Nehemiasza 1:4-11

Nehemiasza 1:4-11 SNP

Na te słowa usiadłem i zacząłem płakać. Przez wiele dni byłem smutny, pościłem i modliłem się przed obliczem Boga niebios. O, PANIE, Boże niebios! — mawiałem. — Jesteś Bogiem wielkim i wzbudzającym lęk. Dotrzymujesz przymierza i okazujesz łaskę tym, którzy Cię kochają i przestrzegają Twoich przykazań. Niech Twoje ucho będzie uważne. Niech Twoje oczy będą otwarte. Wysłuchaj modlitwy twojego sługi, którą przed Twoim obliczem zanoszę teraz dniem i nocą za synów Izraela, Twoje sługi. Przyznaję się do grzechów synów Izraela, które popełniliśmy wobec Ciebie — ja też i dom mojego ojca zgrzeszyliśmy. Postąpiliśmy względem Ciebie podle i niegodziwie.
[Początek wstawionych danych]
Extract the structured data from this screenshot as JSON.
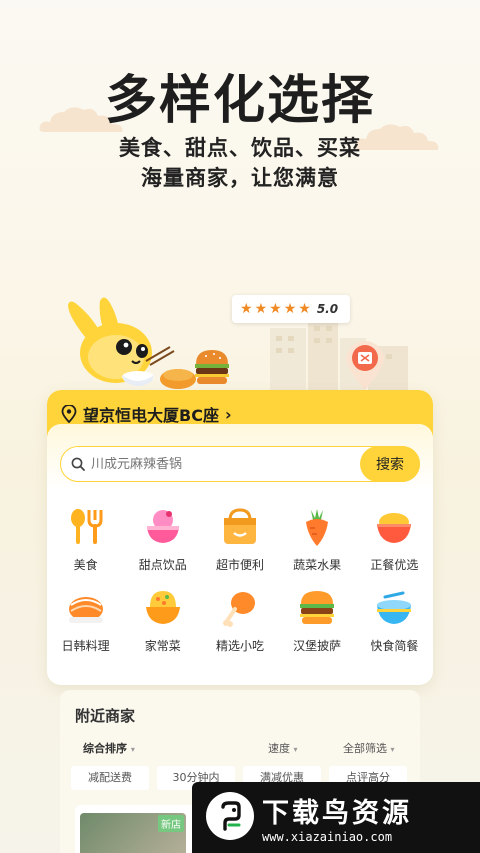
{
  "hero": {
    "title": "多样化选择",
    "subtitle_line1": "美食、甜点、饮品、买菜",
    "subtitle_line2": "海量商家，让您满意"
  },
  "rating": {
    "stars": 5,
    "value": "5.0"
  },
  "card": {
    "location": "望京恒电大厦BC座",
    "location_chevron": "›",
    "search": {
      "placeholder": "川成元麻辣香锅",
      "button": "搜索"
    },
    "categories": [
      {
        "label": "美食",
        "icon": "fork-spoon-icon"
      },
      {
        "label": "甜点饮品",
        "icon": "dessert-bowl-icon"
      },
      {
        "label": "超市便利",
        "icon": "shopping-basket-icon"
      },
      {
        "label": "蔬菜水果",
        "icon": "carrot-icon"
      },
      {
        "label": "正餐优选",
        "icon": "rice-bowl-icon"
      },
      {
        "label": "日韩料理",
        "icon": "sushi-icon"
      },
      {
        "label": "家常菜",
        "icon": "fried-rice-icon"
      },
      {
        "label": "精选小吃",
        "icon": "drumstick-icon"
      },
      {
        "label": "汉堡披萨",
        "icon": "burger-icon"
      },
      {
        "label": "快食简餐",
        "icon": "bento-icon"
      }
    ]
  },
  "nearby": {
    "title": "附近商家",
    "sort": {
      "default": "综合排序",
      "speed": "速度",
      "filter": "全部筛选"
    },
    "chips": [
      "减配送费",
      "30分钟内",
      "满减优惠",
      "点评高分"
    ],
    "shop_badge": "新店"
  },
  "watermark": {
    "title": "下载鸟资源",
    "url": "www.xiazainiao.com"
  },
  "colors": {
    "accent": "#ffd43a",
    "star": "#f08a24",
    "bg": "#fbf6e8"
  }
}
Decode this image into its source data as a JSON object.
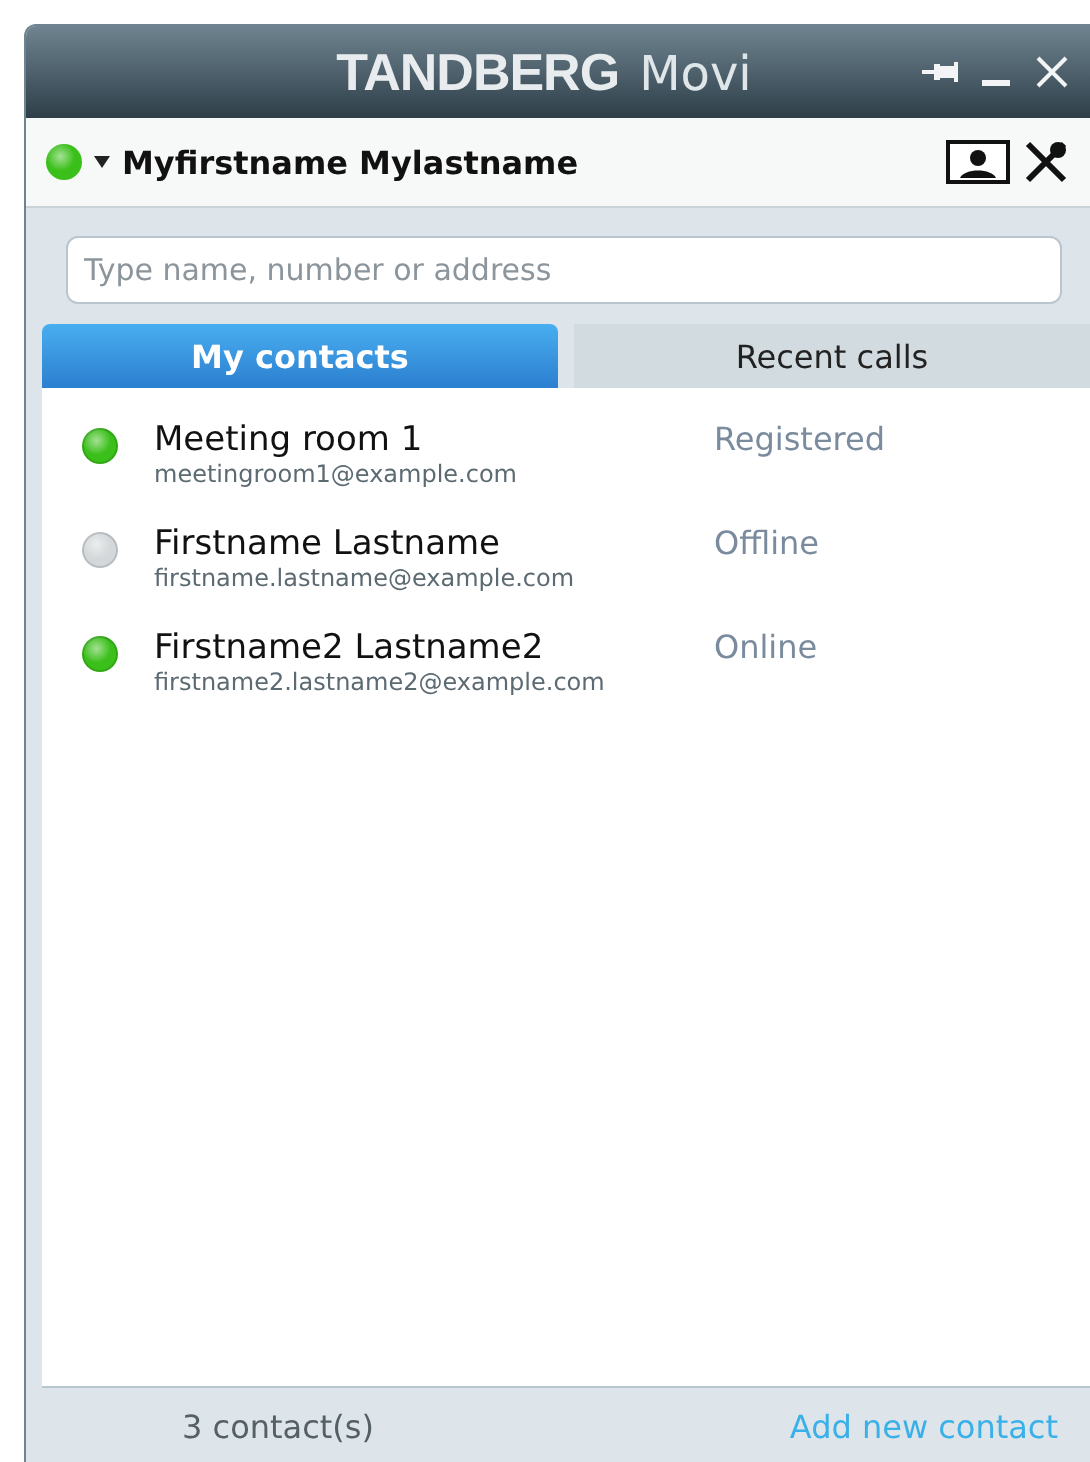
{
  "window": {
    "brand": "TANDBERG",
    "product": "Movi"
  },
  "user": {
    "name": "Myfirstname Mylastname",
    "color": "#3bbf1a"
  },
  "search": {
    "placeholder": "Type name, number or address"
  },
  "tabs": [
    {
      "label": "My contacts",
      "selected": true
    },
    {
      "label": "Recent calls",
      "selected": false
    }
  ],
  "contacts": [
    {
      "name": "Meeting room 1",
      "address": "meetingroom1@example.com",
      "status": "Registered",
      "color": "#3bbf1a"
    },
    {
      "name": "Firstname Lastname",
      "address": "firstname.lastname@example.com",
      "status": "Offline",
      "color": "#d4d8da"
    },
    {
      "name": "Firstname2 Lastname2",
      "address": "firstname2.lastname2@example.com",
      "status": "Online",
      "color": "#3bbf1a"
    }
  ],
  "status_bar": {
    "count": "3 contact(s)",
    "link": "Add new contact"
  }
}
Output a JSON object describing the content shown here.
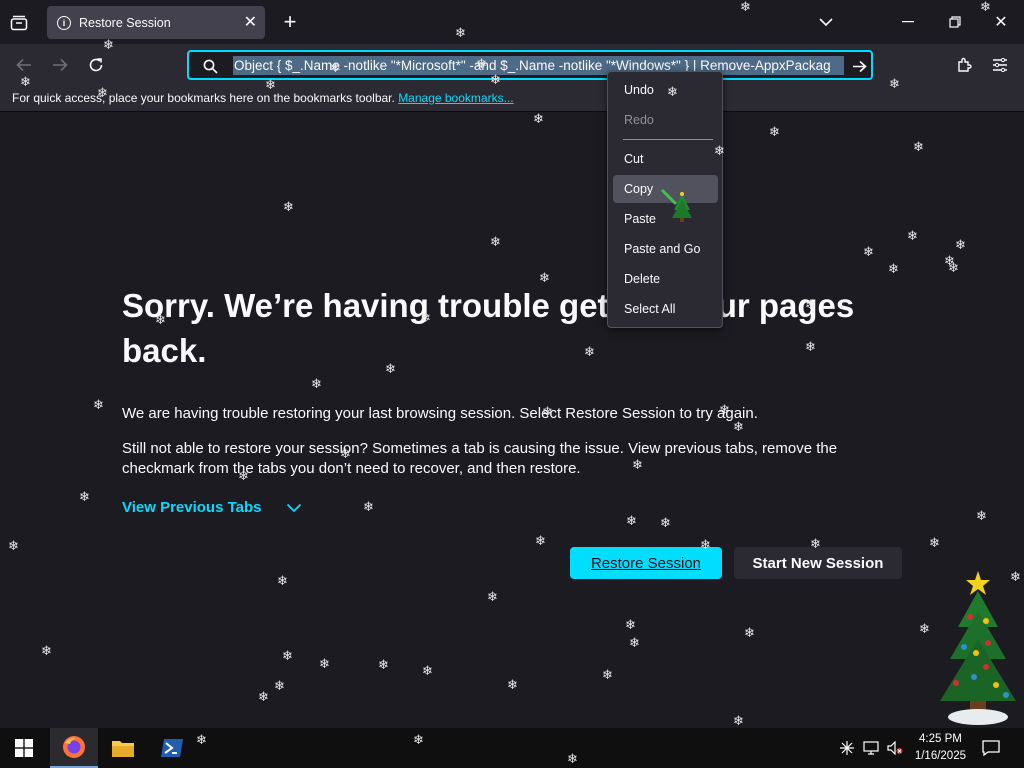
{
  "tab": {
    "title": "Restore Session"
  },
  "url": {
    "value": "Object { $_.Name -notlike \"*Microsoft*\" -and $_.Name -notlike \"*Windows*\" } | Remove-AppxPackag"
  },
  "bookmarks_bar": {
    "text": "For quick access, place your bookmarks here on the bookmarks toolbar. ",
    "link": "Manage bookmarks..."
  },
  "page": {
    "title": "Sorry. We’re having trouble getting your pages back.",
    "para1": "We are having trouble restoring your last browsing session. Select Restore Session to try again.",
    "para2": "Still not able to restore your session? Sometimes a tab is causing the issue. View previous tabs, remove the checkmark from the tabs you don’t need to recover, and then restore.",
    "view_previous": "View Previous Tabs",
    "restore_button": "Restore Session",
    "new_session_button": "Start New Session"
  },
  "context_menu": {
    "undo": "Undo",
    "redo": "Redo",
    "cut": "Cut",
    "copy": "Copy",
    "paste": "Paste",
    "paste_go": "Paste and Go",
    "delete": "Delete",
    "select_all": "Select All"
  },
  "taskbar": {
    "time": "4:25 PM",
    "date": "1/16/2025"
  },
  "colors": {
    "accent": "#00ddff",
    "background": "#1c1b22",
    "toolbar": "#2b2a33",
    "menu_hover": "#52525e"
  }
}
Nie przestrzegaliśmy przykazań ani ustaw, ani rozstrzygnięć, które nadałeś Mojżeszowi, swojemu słudze. Wspomnij, proszę, na słowa, które przekazałeś Mojżeszowi, swojemu słudze: Jeśli postąpicie wiarołomnie — powiedziałeś — rozproszę was między ludami. Lecz jeśli nawrócicie się do Mnie, jeśli będziecie przestrzegać moich przykazań i według nich postępować, to choćbyście byli rozrzuceni aż po krańce niebios, również stamtąd was zbiorę i sprowadzę na miejsce, które obrałem na mieszkanie dla mojego imienia. Oto oni są Twoimi sługami, są Twoim ludem, który odkupiłeś dzięki swej wielkiej mocy i potędze. Ach, Panie! Niech Twoje ucho będzie uważne na modlitwę Twojego sługi, na modlitwę Twoich sług, pragnących uczcić Twoje imię. Spraw, proszę, aby poszczęściło się dziś twemu słudze, okaż mu zmiłowanie przed obliczem tego człowieka. Byłem wtedy bowiem królewskim podczaszym.